Toxins & What to do about Them
More and more evidence exists about toxins and the havoc they wreak on your health, and ultimately the health of your child. Whether you are a man or woman, wanting a child or not, it is critical to remove these from your daily life. We've put together an easy-to-digest information for you so that you can make informed choices about what works for you.
Why are toxins bad?
According to the National Institute of of Environmental Health Sciences (NIEHS), endocrine disruptors are chemicals that may interfere with the body’s endocrine system and produce adverse developmental, reproductive, neurological, and immune effects in both humans and wildlife.

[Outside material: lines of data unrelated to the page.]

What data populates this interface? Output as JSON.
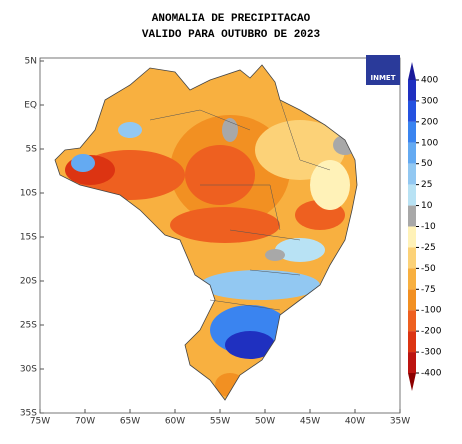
{
  "header": {
    "title": "ANOMALIA DE PRECIPITACAO",
    "subtitle": "VALIDO PARA OUTUBRO DE 2023"
  },
  "map": {
    "lon_labels": [
      "75W",
      "70W",
      "65W",
      "60W",
      "55W",
      "50W",
      "45W",
      "40W",
      "35W"
    ],
    "lat_labels": [
      "5N",
      "EQ",
      "5S",
      "10S",
      "15S",
      "20S",
      "25S",
      "30S",
      "35S"
    ],
    "logo": "INMET"
  },
  "colorbar": {
    "labels": [
      "400",
      "300",
      "200",
      "100",
      "50",
      "25",
      "10",
      "-10",
      "-25",
      "-50",
      "-75",
      "-100",
      "-200",
      "-300",
      "-400"
    ],
    "colors": [
      "#1a1a9a",
      "#1f30c0",
      "#2552e0",
      "#3a84f0",
      "#64aaf2",
      "#92c8f2",
      "#b8e2f4",
      "#a8a8a8",
      "#fff2b8",
      "#fcd278",
      "#f8b040",
      "#f29022",
      "#ee6020",
      "#dc3412",
      "#bc1410",
      "#8c0000"
    ]
  }
}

A wide range of substances, both natural and man-made, are thought to cause endocrine disruption, including pharmaceuticals, dioxin and dioxin-like compounds, polychlorinated biphenyls, DDT and other pesticides, and plasticizers such as bisphenol A. Endocrine disruptors may be found in many everyday products– including plastic bottles, metal food cans, detergents, flame retardants, food, toys, cosmetics, and pesticides.
The U.S. government doesn't review the safety of products before they're sold.*
Environmental Working Group Skin Deep Cosmetic Database
*Includes cosmetics, oral care, skin care, sun products, hair products, nail products, oral care, and several baby products.

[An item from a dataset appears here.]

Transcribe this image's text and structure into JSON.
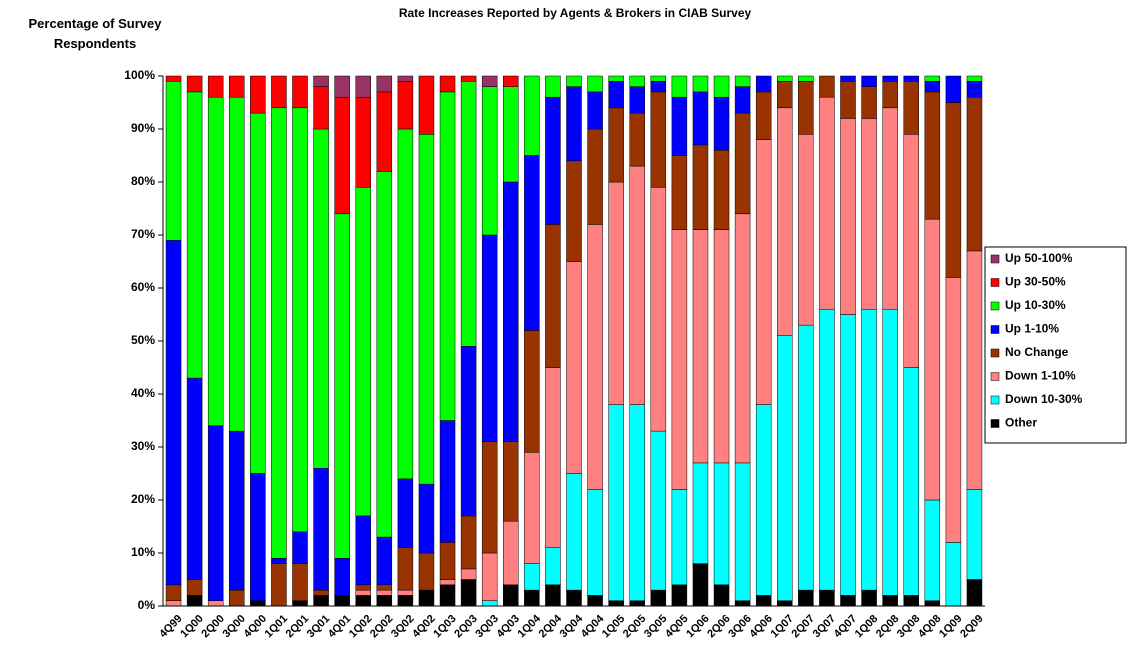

Everyday Products that may Impact your Health
And what you can do about it
Plastic products, especially children's products, are now "BPA-free," yet they may release other estrogenic chemicals after exposure to UVA light, microwaving or moist heat.
Either switch to glass or wood products or never wash plastic with hot water or expose to hot food/liquids.

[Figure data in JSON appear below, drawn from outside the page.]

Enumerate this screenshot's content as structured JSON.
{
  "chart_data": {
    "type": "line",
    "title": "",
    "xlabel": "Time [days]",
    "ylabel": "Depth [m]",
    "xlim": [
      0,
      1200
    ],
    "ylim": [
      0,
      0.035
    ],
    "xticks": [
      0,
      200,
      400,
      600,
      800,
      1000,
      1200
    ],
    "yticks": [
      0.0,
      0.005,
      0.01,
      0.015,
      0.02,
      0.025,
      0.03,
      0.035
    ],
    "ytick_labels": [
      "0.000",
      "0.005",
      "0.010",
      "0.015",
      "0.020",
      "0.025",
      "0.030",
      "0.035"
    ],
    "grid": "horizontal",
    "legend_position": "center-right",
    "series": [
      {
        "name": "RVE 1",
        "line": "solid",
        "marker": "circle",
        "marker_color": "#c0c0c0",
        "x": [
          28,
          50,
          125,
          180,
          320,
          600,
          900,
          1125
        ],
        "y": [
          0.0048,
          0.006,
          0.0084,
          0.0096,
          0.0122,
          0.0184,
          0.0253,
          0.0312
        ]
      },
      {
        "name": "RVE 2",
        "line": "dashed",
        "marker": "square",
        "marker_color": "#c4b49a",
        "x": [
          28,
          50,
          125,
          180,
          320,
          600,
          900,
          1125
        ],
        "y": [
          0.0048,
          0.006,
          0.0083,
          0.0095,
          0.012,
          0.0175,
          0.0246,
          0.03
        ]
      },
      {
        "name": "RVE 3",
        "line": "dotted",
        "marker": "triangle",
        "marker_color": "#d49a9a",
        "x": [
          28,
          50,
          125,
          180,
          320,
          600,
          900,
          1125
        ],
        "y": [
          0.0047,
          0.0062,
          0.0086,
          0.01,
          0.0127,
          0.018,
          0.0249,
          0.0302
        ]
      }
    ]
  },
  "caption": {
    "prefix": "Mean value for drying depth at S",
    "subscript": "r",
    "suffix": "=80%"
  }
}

Shower curtains, rain coats, school supplies, makeup bags and placements are often made of flexible plastic, which may contain phthalates. Look for a phthalate-free version or switch to a non-plastic version.
Products made of Flexible Plastic
Canned food items may be lined with BPA, although some stories indicate 80% of manufacturers have stopped using BPA. Nonetheless, it is best to be safe and minimize the use of canned products, and if using canned products, look for BPA-free labels to minimize your intake.